Mallia A K, Smith J E, Goodman D W
J Lipid Res. 1975 May;16(3):180-8.
Vitamin A is normally transported in plasma as retinol bound to a specific protein, retinol-binding protein (RBP). Detailed studies were conducted to examine the effects of excess vitamin A on the plasma concentration and metabolism of RBP, and to obtain information about vitamin A transport in the hypervitaminotic state. Two separate experiments were conducted. In the first (Study I, 99 days), plasma RBP and vitamin A levels were compared in three groups of rats fed 0.14 mg (control), 7.3 mg (group 2), or 41 mg (group 3) of vitamin A per day. After day 50 of the study, the administration of excess vitamin A to hypervitaminotic rats (groups 2 and 3) was discontinued and the rats were allowed to recover from vitamin A toxicity. In the second, shorter experiment (Study II), serum vitamin A and RBP levels were compared in control and hypervitaminotic (34 mg of retinyl acetate per day) rats. The rats in this study were also given [3-H]retinyl acetate daily to determine the distribution of retinyl esters and retinol between the lipoprotein and nonlipoprotein protein fractions of plasma. In both studies, administration of large, excessive doses of vitamin A resulted in substantial and significant decreases in the levels of serum RBP. Excessive doses of vitamin A produced fatty liver in the rats, in association with a normal (group 2, Study I) or with a decreased (group 3, Study I) level of RBP in the liver. It is possible that excess vitamin A leads to decreased rates of RBP synthesis in, and of RBP secretion from, the liver. Administration of excessive doses of vitamin A also resulted in elevations of serum vitamin A levels, which were mainly due to large increases in the circulating levels of retinyl esters. In the hypervitaminotic rats, most of the serum vitamin A, and virtually all of the retinyl esters, was found in association with the serum lipoproteins of hydrated density less than 1.21. These results demonstrate that the serum lipoproteins play an important role in the transport of the vitamin A that accumulates in serum in hypervitaminosis A. We suggest that the toxic manifestations of hypervitaminosis A occur when vitamin A circulates in plasma and is presented to membranes in a form other than bound to RBP. Plasma lipoproteins may nonspecificially deliver vitamin A to biological membranes and hence lead to vitamin A toxicity.

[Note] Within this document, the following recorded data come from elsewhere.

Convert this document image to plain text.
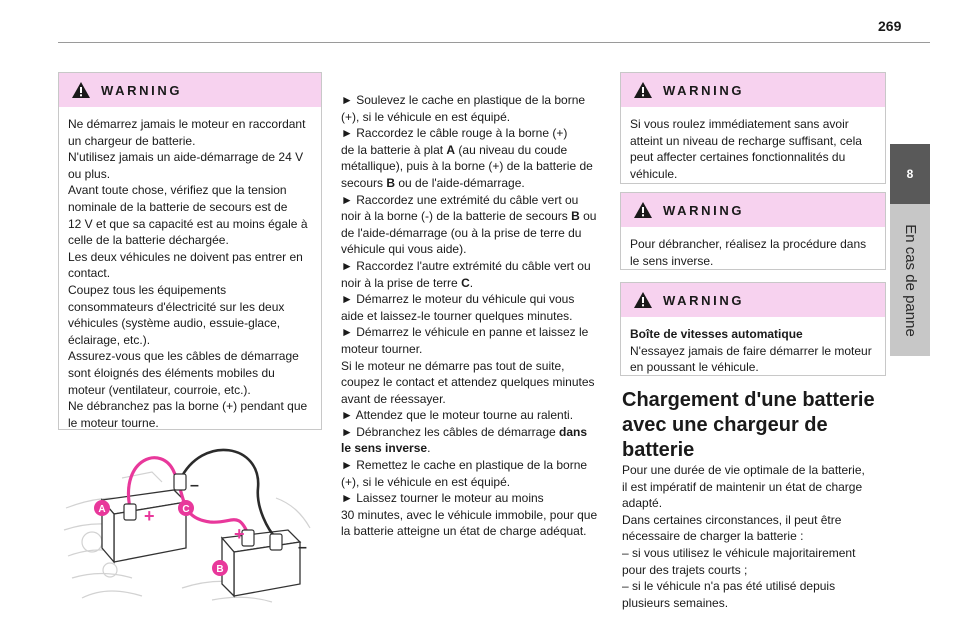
269
8
En cas de panne
WARNING
Ne démarrez jamais le moteur en raccordant
un chargeur de batterie.
N'utilisez jamais un aide-démarrage de 24 V
ou plus.
Avant toute chose, vérifiez que la tension
nominale de la batterie de secours est de
12 V et que sa capacité est au moins égale à
celle de la batterie déchargée.
Les deux véhicules ne doivent pas entrer en
contact.
Coupez tous les équipements
consommateurs d'électricité sur les deux
véhicules (système audio, essuie-glace,
éclairage, etc.).
Assurez-vous que les câbles de démarrage
sont éloignés des éléments mobiles du
moteur (ventilateur, courroie, etc.).
Ne débranchez pas la borne (+) pendant que
le moteur tourne.
+
+
–
–
A	C
B
► Soulevez le cache en plastique de la borne
(+), si le véhicule en est équipé.
► Raccordez le câble rouge à la borne (+)
de la batterie à plat A (au niveau du coude
métallique), puis à la borne (+) de la batterie de
secours B ou de l'aide-démarrage.
► Raccordez une extrémité du câble vert ou
noir à la borne (-) de la batterie de secours B ou
de l'aide-démarrage (ou à la prise de terre du
véhicule qui vous aide).
► Raccordez l'autre extrémité du câble vert ou
noir à la prise de terre C.
► Démarrez le moteur du véhicule qui vous
aide et laissez-le tourner quelques minutes.
► Démarrez le véhicule en panne et laissez le
moteur tourner.
Si le moteur ne démarre pas tout de suite,
coupez le contact et attendez quelques minutes
avant de réessayer.
► Attendez que le moteur tourne au ralenti.
► Débranchez les câbles de démarrage dans
le sens inverse.
► Remettez le cache en plastique de la borne
(+), si le véhicule en est équipé.
► Laissez tourner le moteur au moins
30 minutes, avec le véhicule immobile, pour que
la batterie atteigne un état de charge adéquat.
WARNING
Si vous roulez immédiatement sans avoir
atteint un niveau de recharge suffisant, cela
peut affecter certaines fonctionnalités du
véhicule.
WARNING
Pour débrancher, réalisez la procédure dans
le sens inverse.
WARNING
Boîte de vitesses automatique
N'essayez jamais de faire démarrer le moteur
en poussant le véhicule.
Chargement d'une batterie
avec une chargeur de
batterie
Pour une durée de vie optimale de la batterie,
il est impératif de maintenir un état de charge
adapté.
Dans certaines circonstances, il peut être
nécessaire de charger la batterie :
– si vous utilisez le véhicule majoritairement
pour des trajets courts ;
– si le véhicule n'a pas été utilisé depuis
plusieurs semaines.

维生素A通常在血浆中作为与特定蛋白质——视黄醇结合蛋白(RBP)结合的视黄醇进行运输。开展了详细研究以检测过量维生素A对RBP血浆浓度及代谢的影响,并获取高维生素A状态下维生素A运输的相关信息。进行了两项独立实验。在第一项实验(研究I,为期99天)中,比较了三组每天分别摄入0.14毫克(对照组)、7.3毫克(第2组)或41毫克(第3组)维生素A的大鼠的血浆RBP和维生素A水平。在研究第50天后,停止向高维生素A大鼠(第2组和第3组)投喂过量维生素A,让大鼠从维生素A毒性中恢复。在第二项较短的实验(研究II)中,比较了对照组和高维生素A(每天34毫克醋酸视黄酯)大鼠的血清维生素A和RBP水平。该研究中的大鼠还每天给予[3-H]醋酸视黄酯,以确定视黄酯和视黄醇在血浆脂蛋白和非脂蛋白部分之间的分布。在两项研究中,给予大剂量过量维生素A均导致血清RBP水平大幅显著下降。过量维生素A使大鼠产生脂肪肝,同时肝脏中RBP水平正常(研究I第2组)或降低(研究I第3组)。过量维生素A可能导致肝脏中RBP合成速率及从肝脏分泌的RBP速率降低。给予过量维生素A还导致血清维生素A水平升高,这主要是由于循环中视黄酯水平大幅增加。在高维生素A大鼠中,大部分血清维生素A以及几乎所有视黄酯都与水合密度小于1.21的血清脂蛋白相关。这些结果表明,血清脂蛋白在高维生素A血症中血清中积累的维生素A的运输中起重要作用。我们认为当维生素A在血浆中循环并以未与RBP结合的形式呈现给细胞膜时,就会出现高维生素A血症的毒性表现。血浆脂蛋白可能会非特异性地将维生素A递送至生物膜,从而导致维生素A毒性。